A plain script runs every line in order, no matter what. That is fine until you need it to react — back up a file only if it exists, process every capture in a folder, keep retrying until something comes up. Those three needs map onto the three tools in this lesson: decisions, and two kinds of repetition.

Making decisions — if

An if statement runs a block only when a condition is met. The shape is always the same, and it closes with fi (if backwards):

if [ -f config.toml ]; then
  echo "found the config"
elif [ -f config.yaml ]; then
  echo "found a YAML config instead"
else
  echo "no config here"
fi

Read it top to bottom: the first condition that holds wins, its then block runs, and the rest are skipped. elif (“else if”) lets you test more conditions, and else is the catch-all when none matched. Only if and fi are required — elif and else are optional.

The test command

The thing between the brackets is the test command. [ ... ] is actually a program (its condition goes inside), which is why it needs spaces around the brackets. In bash you can also write [[ ... ]], a safer builtin that copes with unquoted variables and adds pattern matching — prefer it in bash scripts, and keep [ ] for scripts that must run under plain sh.

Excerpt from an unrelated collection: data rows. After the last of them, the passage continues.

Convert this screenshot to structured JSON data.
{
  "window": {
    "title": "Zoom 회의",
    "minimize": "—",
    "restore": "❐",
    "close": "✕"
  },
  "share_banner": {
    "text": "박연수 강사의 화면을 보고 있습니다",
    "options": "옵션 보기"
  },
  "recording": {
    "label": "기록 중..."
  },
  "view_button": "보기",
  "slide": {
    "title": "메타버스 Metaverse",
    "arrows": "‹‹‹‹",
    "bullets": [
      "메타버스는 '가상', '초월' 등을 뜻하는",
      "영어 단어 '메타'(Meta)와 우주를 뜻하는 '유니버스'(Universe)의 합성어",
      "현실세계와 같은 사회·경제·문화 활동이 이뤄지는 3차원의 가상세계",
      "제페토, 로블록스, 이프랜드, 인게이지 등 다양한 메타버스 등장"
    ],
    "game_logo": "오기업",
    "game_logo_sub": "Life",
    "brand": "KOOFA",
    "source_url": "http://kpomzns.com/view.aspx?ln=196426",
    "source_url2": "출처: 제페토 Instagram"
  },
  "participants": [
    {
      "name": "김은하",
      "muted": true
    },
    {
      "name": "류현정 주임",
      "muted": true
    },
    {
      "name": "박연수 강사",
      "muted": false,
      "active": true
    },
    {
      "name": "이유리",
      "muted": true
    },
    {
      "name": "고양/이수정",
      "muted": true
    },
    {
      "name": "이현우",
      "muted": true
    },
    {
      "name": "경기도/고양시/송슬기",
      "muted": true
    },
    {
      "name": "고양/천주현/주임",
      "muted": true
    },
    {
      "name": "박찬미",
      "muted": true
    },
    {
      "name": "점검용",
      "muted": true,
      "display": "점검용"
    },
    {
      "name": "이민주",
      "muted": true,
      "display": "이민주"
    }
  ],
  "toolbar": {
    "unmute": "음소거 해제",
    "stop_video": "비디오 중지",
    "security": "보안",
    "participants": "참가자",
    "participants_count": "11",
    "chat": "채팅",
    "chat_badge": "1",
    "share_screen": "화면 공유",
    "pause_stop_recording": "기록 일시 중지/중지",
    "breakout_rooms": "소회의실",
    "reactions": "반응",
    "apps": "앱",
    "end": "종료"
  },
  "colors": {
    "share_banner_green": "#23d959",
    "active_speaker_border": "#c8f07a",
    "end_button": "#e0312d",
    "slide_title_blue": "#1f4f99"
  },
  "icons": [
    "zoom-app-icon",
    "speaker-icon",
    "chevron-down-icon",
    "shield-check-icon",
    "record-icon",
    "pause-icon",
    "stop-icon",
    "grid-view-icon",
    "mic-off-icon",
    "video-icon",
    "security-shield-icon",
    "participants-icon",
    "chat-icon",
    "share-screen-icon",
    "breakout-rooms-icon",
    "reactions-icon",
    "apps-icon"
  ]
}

Test comes in three flavours — files, strings, and numbers:

Test True when
[ -f path ] path exists and is a regular file
[ -d path ] path exists and is a directory
[ -e path ] path exists (any type)
[ -z "$s" ] string $s is empty (zero length)
[ "$a" = "$b" ] strings are equal
[ "$a" != "$b" ] strings are not equal
[ "$n" -eq 5 ] number equals 5
[ "$n" -lt 5 ] number is less than 5
[ "$n" -gt 5 ] number is greater than 5

Note the split: strings compare with = and !=, but numbers use the word operators -eq, -lt, -gt. Always quote your variables ("$s") so an empty value does not break the brackets.

for loops

A for loop runs its block once for each item in a list. The classic use is looping over a glob — the shell expands the pattern to matching filenames first, then hands them to the loop one at a time:

for f in *.log; do
  echo "checking $f"
done

The list can be anything, not just files — spell it out inline, or loop over the script’s own arguments with "$@":

for name in alpha bravo charlie; do
  echo "$name"
done

for arg in "$@"; do
  echo "you passed: $arg"
done

Quote the loop variable ("$f") so a filename with spaces stays a single item.

while loops

A while loop repeats as long as its condition stays true — useful when you do not know the count in advance:

n=1
while [ "$n" -le 3 ]; do
  echo "attempt $n"
  n=$((n + 1))
done

The most common real use is reading a file line by line, pairing while with the read command:

while read -r line; do
  echo "got: $line"
done < channels.txt

read pulls one line into line each pass and the loop ends at end of file. The -r flag stops backslashes being mangled, and < channels.txt feeds the file in as input.

A worked example

Here is control flow doing something real: back up every .conf file in the current folder, but only the ones that actually exist as regular files.

#!/usr/bin/env bash
for f in *.conf; do
  if [ -f "$f" ]; then
    cp "$f" "$f.bak"
    echo "backed up $f"
  fi
done

The for loop walks each .conf name; the if [ -f "$f" ] guard means a pattern that matched nothing (left as the literal *.conf) is skipped rather than copied by mistake. Decision and repetition together — the whole point of this lesson in five lines.

Conditions are exit codes

Here is the idea that ties it together: if does not test true or false, it tests whether a command succeeded. Every command reports an exit code0 for success, non-zero for failure — and if runs its then block when the code is 0. [ ... ] is just a command that exits 0 when its condition holds.

That means you can test any command, not only [ ]:

if grep -q ERROR log.txt; then
  echo "the log has errors"
fi

grep -q prints nothing but exits 0 when it finds a match — perfect for an if. Exit codes are the currency of shell control flow, and the next lesson on functions, exit codes & error handling digs into them properly.

Quick check: which builds a loop that runs once per .log file in the folder?

Recap

  • if ... then ... fi runs a block only when a condition holds; add elif and else for more branches.
  • The test command [ ... ] (and bash’s safer [[ ... ]]) checks files (-f, -d, -e), strings (-z, =, !=), and numbers (-eq, -lt, -gt).
  • for repeats once per item in a list or glob; loop over arguments with "$@".
  • while repeats while a condition holds — including reading a file with while read -r line.
  • Quote your variables ("$f") so spaces and empty values do not break things.
  • if really tests a command’s exit code0 means success.